Out of the bustling station and absorbed by Ueno Park 上野公園 and the increasing density of those partaking in hanami 花見, the traditional custom of flower viewing. The park is famous for its extensive sakura 桜, in particular the white/pale pink Somei-Yoshino 染井吉野, part of what makes it the most popular city park in Japan. Despite it being a Monday, the crowds were a sight on their own.
Another shot before tracking under the walkways and into the increasingly familiar station complex at Shibuya 渋谷. To take advantage of the great weather and the sakura 桜 at their peak, the day's first destination was Ueno Park 上野公園. Choosing the correct ticket fare was made slightly more difficult by all line maps being covered in preparation for the following day's consumption tax bump.
Back at the hotel I made a quick FaceTime to home and then settled in.
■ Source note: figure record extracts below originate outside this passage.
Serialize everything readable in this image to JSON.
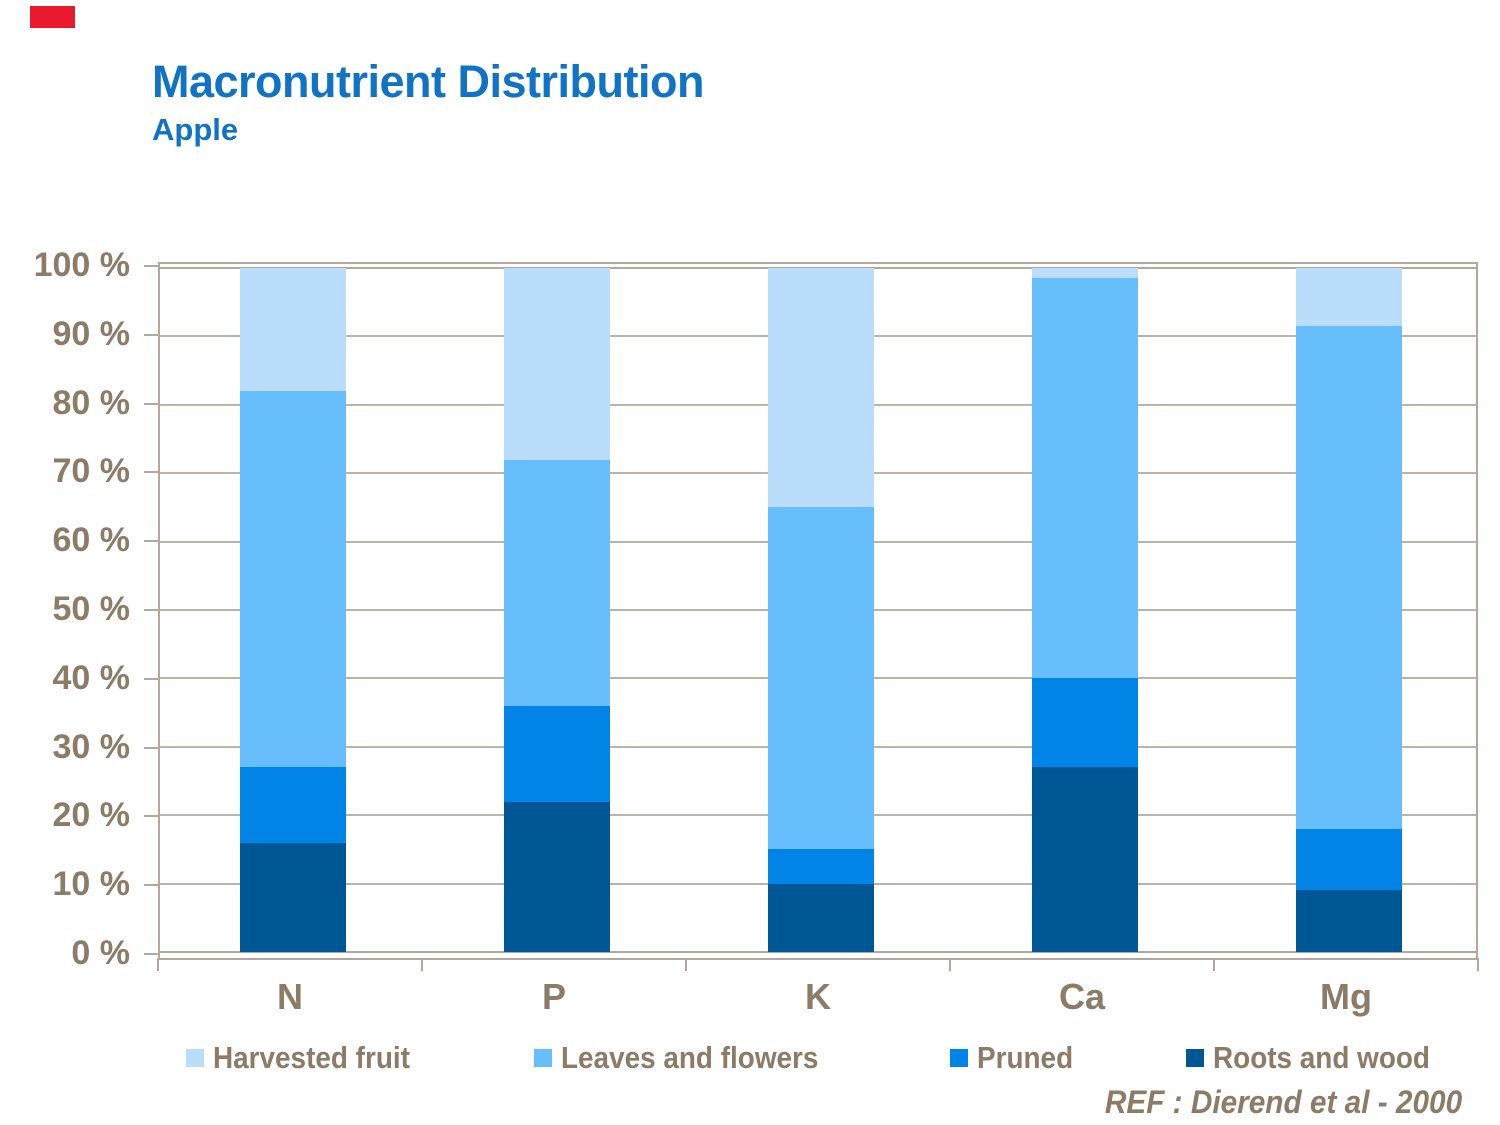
{
  "header": {
    "title": "Macronutrient Distribution",
    "subtitle": "Apple"
  },
  "logo": {
    "color": "#e8192c"
  },
  "theme": {
    "title_blue": "#1173c6",
    "text_brown": "#8c7b66",
    "axis_tan": "#b3a89b",
    "grid_tan": "#bdb3a6"
  },
  "footnote": {
    "ref": "REF :  Dierend et al - 2000"
  },
  "chart_data": {
    "type": "bar",
    "stacked": true,
    "title": "Macronutrient Distribution",
    "subtitle": "Apple",
    "categories": [
      "N",
      "P",
      "K",
      "Ca",
      "Mg"
    ],
    "series": [
      {
        "name": "Roots and wood",
        "color": "#005796",
        "values": [
          16,
          22,
          10,
          27,
          9
        ]
      },
      {
        "name": "Pruned",
        "color": "#0085e6",
        "values": [
          11,
          14,
          5,
          13,
          9
        ]
      },
      {
        "name": "Leaves and flowers",
        "color": "#66befc",
        "values": [
          55,
          36,
          50,
          58.5,
          73.5
        ]
      },
      {
        "name": "Harvested fruit",
        "color": "#b9ddfa",
        "values": [
          18,
          28,
          35,
          1.5,
          8.5
        ]
      }
    ],
    "legend_order": [
      "Harvested fruit",
      "Leaves and flowers",
      "Pruned",
      "Roots and wood"
    ],
    "legend_position": "bottom",
    "y_ticks": [
      "0 %",
      "10 %",
      "20 %",
      "30 %",
      "40 %",
      "50 %",
      "60 %",
      "70 %",
      "80 %",
      "90 %",
      "100 %"
    ],
    "ylim": [
      0,
      100
    ],
    "grid": true,
    "xlabel": "",
    "ylabel": ""
  }
}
From the darkened room the electric colours of a rainy Tokyo 東京 night were even more brilliant.
Opening the curtains the next morning revealed the storms were gone, a flawless gradient of blue filling the sky. The sakura 桜 in the streets were now in full bloom, weightless and incandescent.
Looking up at what was supposed to be darkness, struck by the silver light, my mind read that opening line...
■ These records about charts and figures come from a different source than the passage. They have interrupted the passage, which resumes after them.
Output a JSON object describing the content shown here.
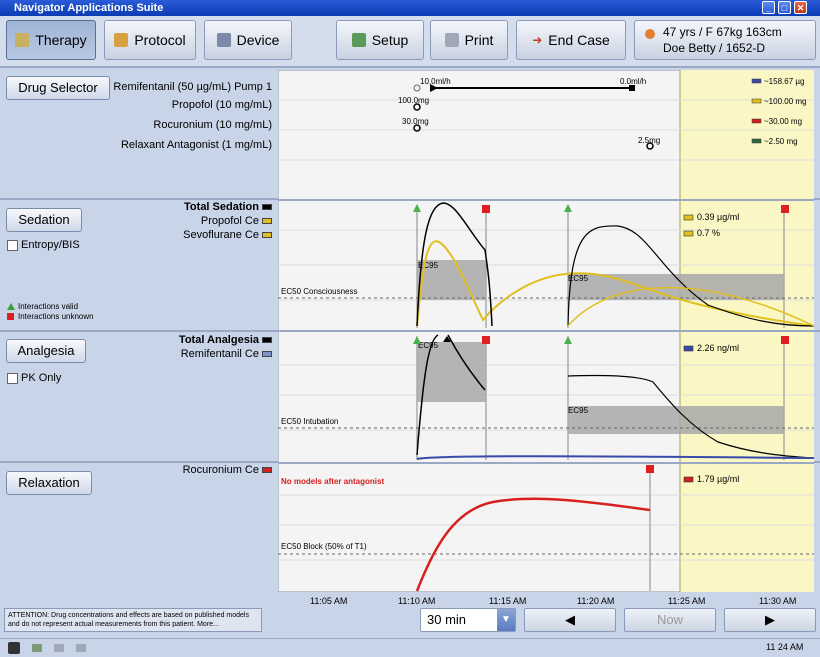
{
  "window": {
    "title": "Navigator Applications Suite"
  },
  "toolbar": {
    "therapy": "Therapy",
    "protocol": "Protocol",
    "device": "Device",
    "setup": "Setup",
    "print": "Print",
    "end_case": "End Case"
  },
  "patient": {
    "line1": "47 yrs / F   67kg  163cm",
    "line2": "Doe Betty / 1652-D"
  },
  "drug_panel": {
    "button": "Drug Selector",
    "drugs": [
      {
        "name": "Remifentanil (50 µg/mL) Pump 1",
        "value": "~158.67 µg",
        "color": "#3a4aa8"
      },
      {
        "name": "Propofol (10 mg/mL)",
        "value": "~100.00 mg",
        "color": "#e0c020"
      },
      {
        "name": "Rocuronium (10 mg/mL)",
        "value": "~30.00 mg",
        "color": "#d02020"
      },
      {
        "name": "Relaxant Antagonist (1 mg/mL)",
        "value": "~2.50 mg",
        "color": "#2a6a3a"
      }
    ],
    "events": {
      "remi_start": "10.0ml/h",
      "remi_stop": "0.0ml/h",
      "propofol": "100.0mg",
      "rocuronium": "30.0mg",
      "antagonist": "2.5mg"
    }
  },
  "sedation": {
    "button": "Sedation",
    "checkbox": "Entropy/BIS",
    "legend": [
      "Total Sedation",
      "Propofol Ce",
      "Sevoflurane Ce"
    ],
    "interactions_valid": "Interactions valid",
    "interactions_unknown": "Interactions unknown",
    "ec_label": "EC50 Consciousness",
    "ec95": "EC95",
    "value1": "0.39 µg/ml",
    "value2": "0.7 %"
  },
  "analgesia": {
    "button": "Analgesia",
    "checkbox": "PK Only",
    "legend": [
      "Total Analgesia",
      "Remifentanil Ce"
    ],
    "ec_label": "EC50 Intubation",
    "ec95": "EC95",
    "value1": "2.26 ng/ml"
  },
  "relaxation": {
    "button": "Relaxation",
    "legend": [
      "Rocuronium Ce"
    ],
    "note": "No models after antagonist",
    "ec_label": "EC50 Block (50% of T1)",
    "value1": "1.79 µg/ml"
  },
  "time_axis": [
    "11:05 AM",
    "11:10 AM",
    "11:15 AM",
    "11:20 AM",
    "11:25 AM",
    "11:30 AM"
  ],
  "bottom": {
    "attention": "ATTENTION: Drug concentrations and effects are based on published models and do not represent actual measurements from this patient. More...",
    "range": "30 min",
    "now": "Now",
    "clock": "11 24 AM"
  },
  "colors": {
    "sedation_total": "#000000",
    "propofol": "#e0c020",
    "remifentanil": "#3a4aa8",
    "rocuronium": "#d02020",
    "future_bg": "#fbf7c4"
  }
}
The sky above the port was the color of television, tuned to a dead channel.
Taking the long way to Tōkyō Station 東京駅 and exploring the streets to the west, I'd hoped the open top buses would be running as a way to see more of the skyline by night. The incoming rain meant they weren't, so it was back to Shibuya 渋谷 where the above was snapped from the fogged up windows of the metro building overpass.
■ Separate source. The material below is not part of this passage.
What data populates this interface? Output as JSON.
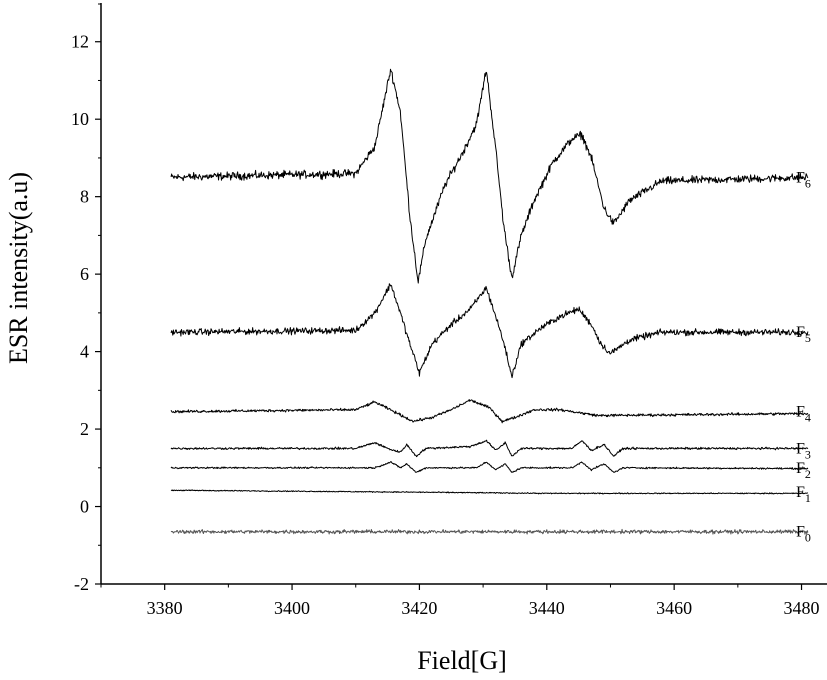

With thunder booming from Shinjuku 新宿 it was time to find a place to hide and have dinner. Heading up the hill the low clouds glowed impossibly, bright grey, illuminated by stray city light. The food shots in the windows of an empty Sukiya すき家 looked appealing so I sat down for a sukiyaki すき焼き set and chatted in the most basic of words with the only visible staff member. He was from China, feeling far from home.
Empty sake 酒 barrels stacked at Meiji Jingū 明治神宮. Certain Shintō 神道 ceremonies and festivals require sake 酒, so brewers donate a supply to shrines. In return, shrines display empty company decoration barrels (kazaridaru 飾り樽) and perform rites for the prosperity of the brewers.
As dark clouds grew in the north and the light started fading, it was back to Harajuku 原宿 to catch another train.